By the time you have finished lunch, I will have finished my classes for the semester! YAAAAY!
Well, there’s still finals. But small victories, small victories, right?
For one of my classes our final is to write a paper about a food fad. I’m thinking about titling mine, “The Rise and Fall of the On-the-Go Yogurt Empire.”
Anyone remember drinkable yogurt? Like Danimals? Do they still make those? I’ll be finding out! Also, remember Gogurt? I could never open those things without them squirting all over…
Update: you CAN still get Danimals, and they’ve been reformulated to contain 25% less sugar! (See this article) I infer this to mean that they are both healthier and a LOT less tasty than they were when I used to drink ‘em on the daily. PS strawberry banana with the monkey on it was the best.
So I’m actually kind of excited to do the research for that paper, but not the actual writing part because that involves comprehensible sentences. And I ain’t feeling that right now. <– Exhibit A
I just want it to be breaaaaak.
I hate to be wishing away time, but I’m just ready to be with my friends and family and wear cozy clothes 24/7 and read books and sip tea and start all of the shows that I didn’t have time to watch during the semester and also COOK COOK COOK/ EAT EAT EAT.
I am so ready, guys. I will do all of those things. In about a week.
But on a less melancholy note, let’s talk about biscuits, shall we?
Originally I switched most of the bread I eat to whole grain because of the health benefits—fiber that keeps your colon healthy and also lowers cholesterol, contributing to overall heart health, not to mention the LOADS of vitamins still naturally present.
However, now I just really like the taste and texture that whole grains add. They’re so hearty and rustic and comforting. Yum!

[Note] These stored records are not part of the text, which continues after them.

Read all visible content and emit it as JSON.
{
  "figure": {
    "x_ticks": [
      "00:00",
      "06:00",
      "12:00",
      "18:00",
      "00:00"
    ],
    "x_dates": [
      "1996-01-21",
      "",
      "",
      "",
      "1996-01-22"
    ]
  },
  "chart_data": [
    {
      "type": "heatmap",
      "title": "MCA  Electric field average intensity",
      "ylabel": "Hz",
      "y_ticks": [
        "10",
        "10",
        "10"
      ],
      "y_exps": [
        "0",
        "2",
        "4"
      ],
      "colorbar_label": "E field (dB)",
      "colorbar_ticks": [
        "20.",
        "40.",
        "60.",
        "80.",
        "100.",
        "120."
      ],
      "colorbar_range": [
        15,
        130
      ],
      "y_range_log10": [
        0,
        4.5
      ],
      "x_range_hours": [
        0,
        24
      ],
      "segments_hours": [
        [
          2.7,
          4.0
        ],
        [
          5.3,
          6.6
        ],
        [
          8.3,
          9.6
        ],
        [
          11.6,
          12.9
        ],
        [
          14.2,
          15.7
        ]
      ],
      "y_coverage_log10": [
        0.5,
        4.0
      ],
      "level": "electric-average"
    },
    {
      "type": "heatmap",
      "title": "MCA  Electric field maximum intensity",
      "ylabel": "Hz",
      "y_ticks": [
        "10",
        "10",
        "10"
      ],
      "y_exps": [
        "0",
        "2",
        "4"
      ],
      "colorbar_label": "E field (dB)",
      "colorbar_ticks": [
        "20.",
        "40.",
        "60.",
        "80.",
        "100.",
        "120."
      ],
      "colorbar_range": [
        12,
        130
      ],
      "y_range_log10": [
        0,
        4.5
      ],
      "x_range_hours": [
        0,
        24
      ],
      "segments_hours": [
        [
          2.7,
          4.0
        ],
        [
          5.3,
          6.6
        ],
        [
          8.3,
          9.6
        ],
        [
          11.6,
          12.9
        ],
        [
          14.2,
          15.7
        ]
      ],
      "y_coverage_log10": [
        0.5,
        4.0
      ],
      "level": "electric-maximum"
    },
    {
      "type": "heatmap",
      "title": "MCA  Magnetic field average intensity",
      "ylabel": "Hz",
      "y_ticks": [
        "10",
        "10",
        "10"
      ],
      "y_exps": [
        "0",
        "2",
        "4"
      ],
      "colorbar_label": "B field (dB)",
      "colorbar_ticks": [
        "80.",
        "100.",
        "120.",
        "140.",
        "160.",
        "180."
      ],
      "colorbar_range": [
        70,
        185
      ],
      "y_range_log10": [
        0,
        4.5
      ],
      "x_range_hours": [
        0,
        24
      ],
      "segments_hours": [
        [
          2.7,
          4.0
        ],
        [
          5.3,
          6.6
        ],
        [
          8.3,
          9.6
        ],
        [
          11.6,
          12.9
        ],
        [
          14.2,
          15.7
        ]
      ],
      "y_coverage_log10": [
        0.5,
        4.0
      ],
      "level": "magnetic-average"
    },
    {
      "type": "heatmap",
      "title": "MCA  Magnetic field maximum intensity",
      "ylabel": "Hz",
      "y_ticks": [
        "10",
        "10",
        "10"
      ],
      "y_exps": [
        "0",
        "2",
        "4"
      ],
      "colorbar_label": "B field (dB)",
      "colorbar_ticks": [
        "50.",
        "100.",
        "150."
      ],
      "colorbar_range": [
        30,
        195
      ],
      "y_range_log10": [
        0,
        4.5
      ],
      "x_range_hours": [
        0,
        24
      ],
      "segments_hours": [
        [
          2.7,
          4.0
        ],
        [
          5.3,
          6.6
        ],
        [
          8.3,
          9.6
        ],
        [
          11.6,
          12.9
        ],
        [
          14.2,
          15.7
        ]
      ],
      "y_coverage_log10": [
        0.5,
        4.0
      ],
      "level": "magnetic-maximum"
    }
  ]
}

Since making the original Vegan Buttermilk Biscuits, I’ve been wanting to try a whole grain version. Let me just say they are DELICIOUS with rye flour! They’re still doughy and soft, but the flavors are so much deeper and more complex. A++++ to you, rye flour.
They would look super adorable with some caraway seeds sprinkled on top, but I’m a college student, and we don’t just go buying a whole container of caraway seeds for a little sprinkling. But I definitely recommend it if you’ve got some caraway seeds on hand!
The fun thing about baking with whole grains is that it’s totally customizable. Play around with the ratio of whole grain to white flour to find what you like best.
Going whole grain isn’t an all or nothing thing. You don’t have to get rid of all of the white flour in your recipes. As long as you add some 100 percent whole grain, you’re doing something positive for your diet and your health!
And once you get more used to how whole grains taste, you can keep adjusting the ratio to include more and more whole grain four. Who knows, maybe soon you WILL be using predominantly whole grains!
- 1 1/2 c. dark rye flour
- 1/2 c. white spelt flour (or sub all-purpose)*
- 1 tbsp. baking powder
- 1/2 tsp. baking soda
- 3/4 tsp. sea salt
- 4 tbsp. Earth Balance or coconut oil, NOT melted
- 1 c. unsweetened, plain almond milk + 1 tbsp. fresh lemon juice or vinegar
- Preheat oven to 450 degrees F (230 degrees C).
- Mix dry ingredients together in a large bowl.
- Add cold butter or unmelted coconut oil and use fingers or a pastry cutter to combine until only small pieces remain and the mixture looks like sand. Work quickly so the butter does not get too warm.
- Make a well in the dry ingredients and pour in the almond milk mixture 1/4 cup at a time, stirring with a wooden spoon. You may not need all of the milk mixture. Stir until just barely combined--it will be sticky.
- Turn onto a lightly floured surface, dust the top with a bit more flour, and then very gently turn the dough over on itself 5-6 times.
- Form into a 1-inch thick disc, handling as little as possible. Use a 1-inch thick dough cutter or a similarly shaped object with sharp edges and push down through the dough and twist slightly. Repeat and place biscuits on a baking sheet in two rows, making sure they just touch. This will help them rise uniformly. Gently reform the remaining dough and cut out one or two more biscuits. You should end up with 8-10 total.
- Brush the tops with a bit more melted butter if you wish, and gently press a small divot in the center of each biscuit using two fingers. This will prevent the tops from doming.
- Bake for 10-12 minutes or until fluffy and slightly golden.
- Feel free to alter the ratio of white to rye flour according to your tastes. Just make sure that the total amount of flour comes out to 2 cups.